Yes, I know tickets are on sale through March but last week it played to 49 percent capacity at the 991-seat Music Box Theatre, the lowest of any Broadway show. And it's down 12 percent from the previous week. The average ticket price was $66.35.
Needless to say those numbers don't inspire confidence, which is a shame.
Of the six shows I saw on my last trip to New York, this play about a rundown little donut shop in a changing Chicago neighborhood is the one that moved me the most. Superior Donuts has heart and humor and it deserves a much bigger audience. (Discounted tickets are available at Playbill and Broadway Box.)
I hope the poster isn't tripping people up. One woman I talked to said she wasn't sure at first whether it was a play or an advertisement for an actual donut shop! Also, I've never been able to get the video on the show's Web site to play properly. But maybe that's just my computer.
Anyway, I thought that Michael McKean as shop owner Arthur Przybyszewski and Jon Michael Hill as Franco Wicks, the young man who comes to work for him, had better chemistry than any other pair I saw on stage. That includes Hugh Jackman and Daniel Craig in A Steady Rain.
I had a brief conversation with McKean as he walked up 45th Street after the show, and one thing he mentioned was how playwright Tracy Letts creates such memorable characters. I definitely agree.

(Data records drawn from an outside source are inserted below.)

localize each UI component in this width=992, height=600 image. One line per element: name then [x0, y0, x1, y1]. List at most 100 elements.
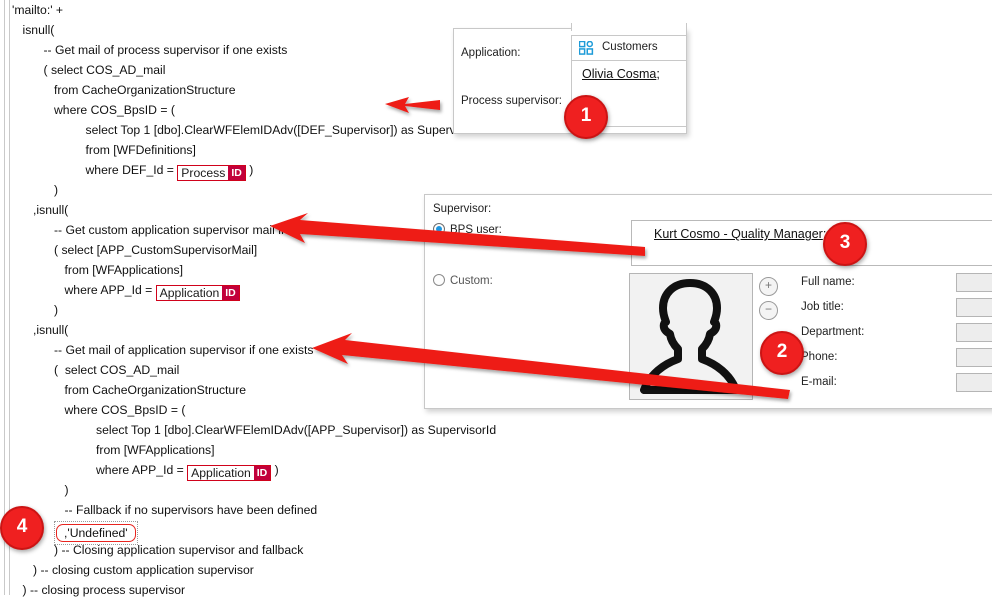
code-line: where APP_Id = Application ID: [12, 280, 467, 301]
field-input-job-title[interactable]: [956, 298, 992, 317]
code-text: from [WFApplications]: [96, 443, 215, 457]
code-text: from [WFApplications]: [64, 263, 184, 277]
code-line: ): [12, 300, 467, 320]
code-line: select Top 1 [dbo].ClearWFElemIDAdv([APP…: [12, 420, 496, 440]
code-line: ,'Undefined': [12, 520, 467, 545]
annotation-badge-2: 2: [760, 331, 804, 375]
supervisor-title: Supervisor:: [433, 203, 492, 215]
undefined-fallback-text: ,'Undefined': [56, 524, 136, 542]
code-text: -- Get custom application supervisor mai…: [54, 223, 343, 237]
code-text: where COS_BpsID = (: [54, 103, 175, 117]
editor-left-rail-outer: [4, 0, 5, 595]
add-supervisor-button[interactable]: +: [759, 277, 778, 296]
apps-grid-icon: [579, 41, 594, 55]
variable-chip-label: Application: [191, 466, 251, 480]
code-text: select Top 1 [dbo].ClearWFElemIDAdv([APP…: [96, 423, 497, 437]
code-line: ,isnull(: [12, 320, 467, 340]
code-text: ,isnull(: [33, 323, 69, 337]
annotation-badge-3: 3: [823, 222, 867, 266]
undefined-fallback-token[interactable]: ,'Undefined': [54, 521, 138, 545]
variable-chip[interactable]: Application ID: [187, 465, 272, 481]
code-line: from CacheOrganizationStructure: [12, 380, 467, 400]
code-text: where APP_Id =: [96, 463, 188, 477]
variable-chip-id: ID: [222, 286, 239, 300]
application-value-text: Customers: [602, 41, 658, 53]
variable-chip-id: ID: [228, 166, 245, 180]
radio-custom-label: Custom:: [450, 275, 493, 287]
radio-custom[interactable]: Custom:: [433, 274, 493, 287]
code-line: -- Get mail of application supervisor if…: [12, 340, 467, 360]
code-text: -- Get mail of process supervisor if one…: [43, 43, 288, 57]
code-line: where DEF_Id = Process ID ): [12, 160, 467, 181]
code-line: where COS_BpsID = (: [12, 400, 467, 420]
code-text: isnull(: [22, 23, 55, 37]
code-line: from [WFApplications]: [12, 440, 467, 460]
code-line: ) -- closing process supervisor: [12, 580, 467, 600]
code-line: ( select COS_AD_mail: [12, 360, 467, 380]
code-line: ): [12, 180, 467, 200]
panel-top-strip: [571, 23, 687, 31]
code-text: ( select COS_AD_mail: [43, 63, 166, 77]
code-line: from [WFApplications]: [12, 260, 467, 280]
code-line: from [WFDefinitions]: [12, 140, 467, 160]
code-line: -- Fallback if no supervisors have been …: [12, 500, 467, 520]
code-text: -- Fallback if no supervisors have been …: [64, 503, 318, 517]
code-text: where COS_BpsID = (: [64, 403, 186, 417]
code-text: ): [64, 483, 69, 497]
person-silhouette-icon: [640, 279, 740, 394]
code-text: select Top 1 [dbo].ClearWFElemIDAdv([DEF…: [85, 123, 486, 137]
radio-bps-user-label: BPS user:: [450, 224, 502, 236]
application-label: Application:: [461, 47, 521, 59]
field-input-email[interactable]: [956, 373, 992, 392]
supervisor-photo-box[interactable]: [629, 273, 753, 400]
field-input-department[interactable]: [956, 323, 992, 342]
variable-chip-label: Process: [181, 166, 226, 180]
code-text: ( select COS_AD_mail: [54, 363, 180, 377]
variable-chip[interactable]: Process ID: [177, 165, 246, 181]
variable-chip-label: Application: [159, 286, 220, 300]
code-line: select Top 1 [dbo].ClearWFElemIDAdv([DEF…: [12, 120, 486, 140]
variable-chip[interactable]: Application ID: [155, 285, 240, 301]
bps-user-value[interactable]: Kurt Cosmo - Quality Manager;: [631, 220, 992, 266]
sql-expression-editor[interactable]: 'mailto:' + isnull( -- Get mail of process…: [12, 0, 496, 597]
annotation-badge-4: 4: [0, 506, 44, 550]
bps-user-link[interactable]: Kurt Cosmo - Quality Manager: [654, 227, 823, 241]
code-line: where APP_Id = Application ID ): [12, 460, 467, 481]
field-label-email: E-mail:: [801, 376, 837, 388]
code-line: isnull(: [12, 20, 467, 40]
code-line: ,isnull(: [12, 200, 467, 220]
application-value-box[interactable]: Customers: [571, 35, 687, 61]
code-text: from [WFDefinitions]: [85, 143, 196, 157]
code-line: 'mailto:' +: [12, 0, 467, 20]
code-line: ( select COS_AD_mail: [12, 60, 467, 80]
code-text: ): [54, 183, 59, 197]
field-label-full-name: Full name:: [801, 276, 855, 288]
code-text: ) -- closing custom application supervis…: [33, 563, 254, 577]
code-text: ( select [APP_CustomSupervisorMail]: [54, 243, 258, 257]
radio-bps-user-indicator[interactable]: [433, 223, 445, 235]
field-input-phone[interactable]: [956, 348, 992, 367]
code-text: ): [54, 303, 59, 317]
process-supervisor-label: Process supervisor:: [461, 95, 562, 107]
code-line: ): [12, 480, 467, 500]
code-text: where APP_Id =: [64, 283, 156, 297]
field-label-department: Department:: [801, 326, 865, 338]
editor-left-rail-inner: [9, 0, 10, 595]
code-line: -- Get mail of process supervisor if one…: [12, 40, 467, 60]
code-line: where COS_BpsID = (: [12, 100, 467, 120]
remove-supervisor-button[interactable]: −: [759, 301, 778, 320]
code-line: from CacheOrganizationStructure: [12, 80, 467, 100]
radio-bps-user[interactable]: BPS user:: [433, 223, 502, 236]
code-text: where DEF_Id =: [85, 163, 178, 177]
radio-custom-indicator[interactable]: [433, 274, 445, 286]
code-line: ( select [APP_CustomSupervisorMail]: [12, 240, 467, 260]
code-text-after: ): [245, 163, 254, 177]
field-label-job-title: Job title:: [801, 301, 844, 313]
code-line: -- Get custom application supervisor mai…: [12, 220, 467, 240]
code-text: 'mailto:' +: [12, 3, 64, 17]
field-label-phone: Phone:: [801, 351, 838, 363]
code-text: -- Get mail of application supervisor if…: [54, 343, 314, 357]
process-supervisor-link[interactable]: Olivia Cosma: [582, 67, 656, 81]
field-input-full-name[interactable]: [956, 273, 992, 292]
code-text: ,isnull(: [33, 203, 69, 217]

(When I saw This is Spinal Tap at a movie theater in Hartford, Connecticut in 1984, I never imagined that 25 years later I'd be walking up 45th Street in New York City with McKean after seeing him on Broadway!)
The New York Times has story today about Hill, the 24-year-old who's simply amazing in his Broadway debut. He and director Tina Landau both talk about how hard they worked to strike a balance with his character so that Franco wouldn't come across as too jokey.
“Arthur is a man who has given up on hope," Landau said, "while Franco is built around the idea of a better America yet to come. For me it was key to get those two almost primordial forces opposing each other.”
Coincidentally, last night someone left a comment on my review of Superior Donuts and it pretty much sums up how I feel, too:
"After seeing August: Osage County last season and Superior Donuts yesterday afternoon, I'm telling everybody that it was our favorite this trip. The Absolute-Must-See Play. No gimmicks or tricks. Just amazing writing and acting that truly exhausted us. This is what theater is supposed to be. An experience you can't get at the movies, etc. We would love to see it again as well."
Update: Sadly, Superior Donuts will close on Jan. 3. But you've still got another month to see it.